More than half of employees say they feel obligated to answer work emails and calls out of hours, research reveals.
A poll of 4,225 workers, conducted by YouGov for Business in the Community (BITC), found that 55% felt pressured to respond to calls or check emails after working hours, with just 45% saying they feel that they can switch off from work.
The survey also found that, over the last two years, two in five (41%) employees have had to work overtime and/or struggled to take annual leave due to workload, compared to just 35% in 2020.
And more than half (54%) of employees said they had too many priorities or targets, up from 51% in 2020.
The data showed employers needed to understand the underlying factors driving the ‘always on’ culture, said Rachel Suff, wellbeing adviser at the CIPD, by ensuring workloads and targets were realistic and encouraged people to switch off.
“Managers need to role model healthy behaviour by not emailing their team out of hours and not working when ill,” she said, warning that “otherwise there’s a risk of work-related stress and higher sickness absence in the long run”.
Of the survey respondents who worked from home, half (49%) said they felt they could switch off from work, compared to 45% of employees who travel to and from work each day.

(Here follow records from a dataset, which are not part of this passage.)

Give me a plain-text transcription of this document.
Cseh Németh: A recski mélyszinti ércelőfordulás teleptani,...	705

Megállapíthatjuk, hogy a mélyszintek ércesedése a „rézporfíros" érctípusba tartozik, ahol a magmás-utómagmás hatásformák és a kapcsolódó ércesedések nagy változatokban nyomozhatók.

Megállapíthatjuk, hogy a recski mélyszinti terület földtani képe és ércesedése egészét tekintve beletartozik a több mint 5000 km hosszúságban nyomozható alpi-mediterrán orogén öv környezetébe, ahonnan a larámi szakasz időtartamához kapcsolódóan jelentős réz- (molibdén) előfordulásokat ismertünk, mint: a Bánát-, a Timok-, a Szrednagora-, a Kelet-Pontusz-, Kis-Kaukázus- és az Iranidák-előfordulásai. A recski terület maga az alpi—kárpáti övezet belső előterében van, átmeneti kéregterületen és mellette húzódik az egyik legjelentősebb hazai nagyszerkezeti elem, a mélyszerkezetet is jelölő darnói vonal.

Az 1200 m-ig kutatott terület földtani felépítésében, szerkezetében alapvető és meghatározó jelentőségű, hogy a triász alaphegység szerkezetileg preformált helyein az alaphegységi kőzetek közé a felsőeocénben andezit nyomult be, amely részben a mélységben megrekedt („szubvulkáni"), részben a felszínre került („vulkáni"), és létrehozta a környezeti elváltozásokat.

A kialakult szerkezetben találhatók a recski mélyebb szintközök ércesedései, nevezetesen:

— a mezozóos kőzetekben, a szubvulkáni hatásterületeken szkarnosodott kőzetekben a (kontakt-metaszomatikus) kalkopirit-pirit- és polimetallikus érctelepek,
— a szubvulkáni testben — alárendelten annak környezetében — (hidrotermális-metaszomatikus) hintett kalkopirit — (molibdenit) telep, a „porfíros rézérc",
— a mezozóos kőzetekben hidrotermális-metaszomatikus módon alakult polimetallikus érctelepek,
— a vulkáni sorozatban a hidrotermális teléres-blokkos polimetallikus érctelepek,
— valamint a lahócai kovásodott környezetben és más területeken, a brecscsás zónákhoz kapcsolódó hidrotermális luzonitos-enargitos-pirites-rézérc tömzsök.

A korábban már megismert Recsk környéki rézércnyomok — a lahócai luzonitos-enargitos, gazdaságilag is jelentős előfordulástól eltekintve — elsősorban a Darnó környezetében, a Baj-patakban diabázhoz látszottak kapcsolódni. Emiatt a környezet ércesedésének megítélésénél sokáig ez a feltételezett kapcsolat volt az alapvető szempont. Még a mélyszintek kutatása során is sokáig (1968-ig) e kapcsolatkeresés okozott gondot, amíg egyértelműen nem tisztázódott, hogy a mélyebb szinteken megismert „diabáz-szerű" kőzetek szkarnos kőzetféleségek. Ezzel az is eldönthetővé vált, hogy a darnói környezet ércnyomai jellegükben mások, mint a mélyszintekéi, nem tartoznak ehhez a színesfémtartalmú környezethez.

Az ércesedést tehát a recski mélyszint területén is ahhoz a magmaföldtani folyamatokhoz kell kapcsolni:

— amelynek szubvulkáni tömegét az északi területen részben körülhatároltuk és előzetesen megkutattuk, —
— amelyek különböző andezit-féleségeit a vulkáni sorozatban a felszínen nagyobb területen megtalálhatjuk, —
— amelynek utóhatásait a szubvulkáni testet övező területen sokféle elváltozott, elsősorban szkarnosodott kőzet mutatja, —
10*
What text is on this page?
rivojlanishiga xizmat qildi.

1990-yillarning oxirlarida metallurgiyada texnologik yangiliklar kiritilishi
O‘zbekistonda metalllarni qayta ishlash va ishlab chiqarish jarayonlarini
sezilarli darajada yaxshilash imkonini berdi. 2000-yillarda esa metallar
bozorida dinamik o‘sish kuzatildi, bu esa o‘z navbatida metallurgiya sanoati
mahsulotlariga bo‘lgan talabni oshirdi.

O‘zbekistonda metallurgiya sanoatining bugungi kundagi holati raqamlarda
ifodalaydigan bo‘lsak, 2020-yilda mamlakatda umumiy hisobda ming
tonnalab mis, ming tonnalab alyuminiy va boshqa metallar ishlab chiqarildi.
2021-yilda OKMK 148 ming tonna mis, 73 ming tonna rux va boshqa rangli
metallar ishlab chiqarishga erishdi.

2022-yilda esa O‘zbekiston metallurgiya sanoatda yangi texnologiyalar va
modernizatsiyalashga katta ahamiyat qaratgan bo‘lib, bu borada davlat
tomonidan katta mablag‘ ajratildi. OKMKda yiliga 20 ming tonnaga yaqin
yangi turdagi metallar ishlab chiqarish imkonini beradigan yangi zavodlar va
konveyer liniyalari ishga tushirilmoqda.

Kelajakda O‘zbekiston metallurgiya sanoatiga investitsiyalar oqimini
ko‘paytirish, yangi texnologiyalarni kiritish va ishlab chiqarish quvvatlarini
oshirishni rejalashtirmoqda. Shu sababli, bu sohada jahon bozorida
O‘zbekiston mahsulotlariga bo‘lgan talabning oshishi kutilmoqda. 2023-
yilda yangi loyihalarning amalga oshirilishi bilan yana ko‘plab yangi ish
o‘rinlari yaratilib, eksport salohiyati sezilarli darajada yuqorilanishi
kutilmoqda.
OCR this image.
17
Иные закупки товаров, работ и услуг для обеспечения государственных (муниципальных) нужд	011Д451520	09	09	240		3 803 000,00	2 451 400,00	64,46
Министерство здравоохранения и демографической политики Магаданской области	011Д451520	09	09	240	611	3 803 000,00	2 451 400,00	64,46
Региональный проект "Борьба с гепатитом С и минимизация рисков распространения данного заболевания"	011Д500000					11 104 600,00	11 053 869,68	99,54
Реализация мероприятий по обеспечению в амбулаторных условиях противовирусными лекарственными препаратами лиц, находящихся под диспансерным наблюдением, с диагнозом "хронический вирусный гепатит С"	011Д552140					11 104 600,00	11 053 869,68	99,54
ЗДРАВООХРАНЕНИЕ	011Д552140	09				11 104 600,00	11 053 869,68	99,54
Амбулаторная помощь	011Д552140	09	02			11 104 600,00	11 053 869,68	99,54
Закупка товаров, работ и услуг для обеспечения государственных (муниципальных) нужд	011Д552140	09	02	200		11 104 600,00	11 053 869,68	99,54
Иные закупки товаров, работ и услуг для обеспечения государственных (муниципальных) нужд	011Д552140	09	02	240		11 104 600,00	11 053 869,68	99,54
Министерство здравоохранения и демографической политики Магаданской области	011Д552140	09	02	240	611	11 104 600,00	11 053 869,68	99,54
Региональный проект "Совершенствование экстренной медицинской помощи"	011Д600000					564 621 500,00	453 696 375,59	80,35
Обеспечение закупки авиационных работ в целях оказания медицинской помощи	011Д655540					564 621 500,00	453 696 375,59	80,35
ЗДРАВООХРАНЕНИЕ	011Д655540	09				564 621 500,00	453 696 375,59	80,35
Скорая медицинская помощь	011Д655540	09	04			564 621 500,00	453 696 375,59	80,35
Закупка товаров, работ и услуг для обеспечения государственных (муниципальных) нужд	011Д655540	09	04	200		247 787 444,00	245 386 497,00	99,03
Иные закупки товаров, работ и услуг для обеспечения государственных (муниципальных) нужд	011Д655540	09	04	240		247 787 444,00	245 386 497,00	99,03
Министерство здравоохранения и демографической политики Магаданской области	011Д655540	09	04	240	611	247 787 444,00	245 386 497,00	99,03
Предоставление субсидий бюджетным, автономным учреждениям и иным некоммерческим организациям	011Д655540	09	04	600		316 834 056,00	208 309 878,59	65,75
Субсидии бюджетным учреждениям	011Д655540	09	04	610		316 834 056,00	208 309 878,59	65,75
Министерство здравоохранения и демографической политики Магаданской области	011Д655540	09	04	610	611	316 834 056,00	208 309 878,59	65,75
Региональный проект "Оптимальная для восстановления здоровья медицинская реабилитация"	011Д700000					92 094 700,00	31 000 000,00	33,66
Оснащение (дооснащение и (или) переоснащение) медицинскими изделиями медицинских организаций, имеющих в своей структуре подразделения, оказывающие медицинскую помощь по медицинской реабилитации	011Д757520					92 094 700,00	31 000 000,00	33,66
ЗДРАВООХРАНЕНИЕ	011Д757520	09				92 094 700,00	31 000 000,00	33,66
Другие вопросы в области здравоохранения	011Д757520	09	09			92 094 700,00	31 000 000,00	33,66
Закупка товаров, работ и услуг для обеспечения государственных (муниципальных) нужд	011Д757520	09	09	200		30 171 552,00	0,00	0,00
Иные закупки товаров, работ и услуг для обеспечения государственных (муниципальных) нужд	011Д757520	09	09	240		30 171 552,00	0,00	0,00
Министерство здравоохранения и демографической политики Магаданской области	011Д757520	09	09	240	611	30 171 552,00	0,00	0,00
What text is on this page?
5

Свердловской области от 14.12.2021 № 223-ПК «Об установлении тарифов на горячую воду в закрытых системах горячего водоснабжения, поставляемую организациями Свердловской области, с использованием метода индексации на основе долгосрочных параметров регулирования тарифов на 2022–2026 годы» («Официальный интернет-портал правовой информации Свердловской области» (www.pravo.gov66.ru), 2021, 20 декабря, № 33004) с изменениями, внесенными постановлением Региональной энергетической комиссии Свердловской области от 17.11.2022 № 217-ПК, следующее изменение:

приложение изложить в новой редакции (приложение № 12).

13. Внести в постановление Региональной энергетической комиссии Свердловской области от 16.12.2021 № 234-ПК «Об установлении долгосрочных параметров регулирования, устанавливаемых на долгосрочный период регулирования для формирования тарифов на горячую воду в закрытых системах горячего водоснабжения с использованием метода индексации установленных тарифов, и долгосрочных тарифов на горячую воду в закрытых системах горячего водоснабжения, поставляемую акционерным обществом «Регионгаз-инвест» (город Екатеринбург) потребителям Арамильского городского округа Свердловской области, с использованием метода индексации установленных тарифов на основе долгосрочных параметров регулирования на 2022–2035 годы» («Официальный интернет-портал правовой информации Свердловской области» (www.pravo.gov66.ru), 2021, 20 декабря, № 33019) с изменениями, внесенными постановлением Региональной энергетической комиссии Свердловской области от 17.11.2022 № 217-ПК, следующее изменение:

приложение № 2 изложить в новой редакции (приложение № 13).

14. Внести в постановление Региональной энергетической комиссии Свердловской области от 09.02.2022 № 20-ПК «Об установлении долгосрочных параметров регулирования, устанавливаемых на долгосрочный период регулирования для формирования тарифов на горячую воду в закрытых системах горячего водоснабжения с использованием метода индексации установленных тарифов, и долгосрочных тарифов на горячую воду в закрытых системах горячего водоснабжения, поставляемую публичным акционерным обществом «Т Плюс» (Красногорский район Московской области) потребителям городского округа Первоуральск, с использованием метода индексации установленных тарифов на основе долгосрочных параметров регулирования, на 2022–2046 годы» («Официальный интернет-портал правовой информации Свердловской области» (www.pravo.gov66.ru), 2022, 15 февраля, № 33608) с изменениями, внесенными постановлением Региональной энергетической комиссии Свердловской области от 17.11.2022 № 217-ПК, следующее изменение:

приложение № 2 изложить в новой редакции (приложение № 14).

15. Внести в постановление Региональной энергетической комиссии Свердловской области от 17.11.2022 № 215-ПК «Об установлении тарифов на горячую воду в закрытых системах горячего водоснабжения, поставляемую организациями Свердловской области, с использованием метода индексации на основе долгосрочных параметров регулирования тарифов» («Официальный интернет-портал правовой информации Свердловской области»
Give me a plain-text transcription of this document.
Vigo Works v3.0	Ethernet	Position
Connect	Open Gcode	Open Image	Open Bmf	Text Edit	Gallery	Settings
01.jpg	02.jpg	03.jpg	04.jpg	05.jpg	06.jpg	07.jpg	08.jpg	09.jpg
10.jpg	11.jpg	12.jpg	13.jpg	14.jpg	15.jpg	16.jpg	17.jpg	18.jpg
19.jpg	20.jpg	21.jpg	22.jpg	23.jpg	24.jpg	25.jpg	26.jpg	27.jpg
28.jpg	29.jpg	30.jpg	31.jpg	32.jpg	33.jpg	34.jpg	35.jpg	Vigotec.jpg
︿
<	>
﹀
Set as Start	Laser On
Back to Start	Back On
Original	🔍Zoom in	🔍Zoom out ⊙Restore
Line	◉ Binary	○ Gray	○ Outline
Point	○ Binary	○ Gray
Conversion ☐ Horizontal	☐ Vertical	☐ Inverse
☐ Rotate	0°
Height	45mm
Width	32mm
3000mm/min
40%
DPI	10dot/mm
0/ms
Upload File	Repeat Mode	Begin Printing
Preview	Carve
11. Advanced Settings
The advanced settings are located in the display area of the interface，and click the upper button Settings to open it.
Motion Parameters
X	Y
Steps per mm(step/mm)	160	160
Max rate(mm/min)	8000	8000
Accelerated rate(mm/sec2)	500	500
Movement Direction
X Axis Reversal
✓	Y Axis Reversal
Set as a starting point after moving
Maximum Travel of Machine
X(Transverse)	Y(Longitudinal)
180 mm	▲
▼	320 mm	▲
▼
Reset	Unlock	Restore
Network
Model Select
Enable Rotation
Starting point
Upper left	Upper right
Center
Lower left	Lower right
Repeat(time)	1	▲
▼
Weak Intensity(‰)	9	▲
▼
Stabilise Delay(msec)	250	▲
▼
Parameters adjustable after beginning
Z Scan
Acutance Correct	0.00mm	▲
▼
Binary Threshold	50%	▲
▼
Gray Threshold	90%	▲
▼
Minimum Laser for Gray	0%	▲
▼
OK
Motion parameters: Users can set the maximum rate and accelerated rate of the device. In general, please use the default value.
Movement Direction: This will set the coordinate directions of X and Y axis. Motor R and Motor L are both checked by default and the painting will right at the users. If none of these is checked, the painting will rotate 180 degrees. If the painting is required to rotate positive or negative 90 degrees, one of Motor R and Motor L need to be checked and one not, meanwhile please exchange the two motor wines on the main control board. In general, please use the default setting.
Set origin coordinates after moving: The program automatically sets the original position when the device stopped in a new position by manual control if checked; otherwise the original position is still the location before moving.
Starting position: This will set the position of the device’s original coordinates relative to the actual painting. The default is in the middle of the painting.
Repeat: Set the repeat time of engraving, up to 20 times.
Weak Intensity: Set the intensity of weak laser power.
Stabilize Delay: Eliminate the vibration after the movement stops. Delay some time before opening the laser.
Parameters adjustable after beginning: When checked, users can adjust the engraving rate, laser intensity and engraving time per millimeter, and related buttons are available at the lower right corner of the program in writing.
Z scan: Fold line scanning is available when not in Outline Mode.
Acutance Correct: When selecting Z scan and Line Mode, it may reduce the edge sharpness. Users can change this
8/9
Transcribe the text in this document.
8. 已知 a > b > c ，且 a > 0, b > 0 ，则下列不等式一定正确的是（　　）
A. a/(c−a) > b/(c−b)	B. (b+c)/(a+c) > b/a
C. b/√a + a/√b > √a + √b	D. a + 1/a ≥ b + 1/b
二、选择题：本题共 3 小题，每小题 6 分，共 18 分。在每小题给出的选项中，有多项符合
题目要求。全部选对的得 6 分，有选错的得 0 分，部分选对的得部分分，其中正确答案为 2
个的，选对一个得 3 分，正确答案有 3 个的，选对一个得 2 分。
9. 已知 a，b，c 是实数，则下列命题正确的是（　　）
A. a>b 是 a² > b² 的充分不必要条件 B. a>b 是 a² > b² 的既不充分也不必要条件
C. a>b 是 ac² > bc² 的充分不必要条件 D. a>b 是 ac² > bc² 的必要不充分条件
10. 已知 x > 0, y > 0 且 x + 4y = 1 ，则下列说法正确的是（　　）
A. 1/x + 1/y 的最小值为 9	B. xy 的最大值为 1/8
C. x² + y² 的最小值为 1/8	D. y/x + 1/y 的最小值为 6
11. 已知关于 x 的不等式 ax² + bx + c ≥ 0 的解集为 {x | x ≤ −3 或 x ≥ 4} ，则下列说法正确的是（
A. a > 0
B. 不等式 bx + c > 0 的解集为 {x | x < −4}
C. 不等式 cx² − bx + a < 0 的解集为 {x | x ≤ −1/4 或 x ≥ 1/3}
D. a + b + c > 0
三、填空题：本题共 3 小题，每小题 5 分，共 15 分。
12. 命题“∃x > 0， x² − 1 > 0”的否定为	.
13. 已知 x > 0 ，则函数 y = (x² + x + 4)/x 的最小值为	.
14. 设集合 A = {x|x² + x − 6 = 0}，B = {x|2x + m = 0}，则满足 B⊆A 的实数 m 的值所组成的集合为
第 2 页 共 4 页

Meanwhile, among all workers polled, two-thirds (65%) said that work-life balance was extremely important to them, but only 29% said they had the flexibility to alter the start and finish times of their working day.
Louise Aston, wellbeing director at Business in the Community (BITC), cautioned that employers risked losing talent to people who wanted flexibility and a better work-life balance. “Businesses need their teams to be their absolute best at work, and employees must have the flexibility to do their jobs that balance with their lives outside of the workplace,” she said.
As a result, she advised firms to create boundaries to ensure employees can switch off outside of their core working hours, adding: “It’s up to senior leaders to ensure that those boundaries are in place.”
This was echoed by Gemma Bullivant, an independent HR coach and consultant, who said firms needed to “strike the right balance between expecting others to respect our boundaries, and making those boundaries clear in the first place”.
She suggested employers create a “wellbeing contract” with employees that set both boundaries and defined wellbeing measures that work for staff.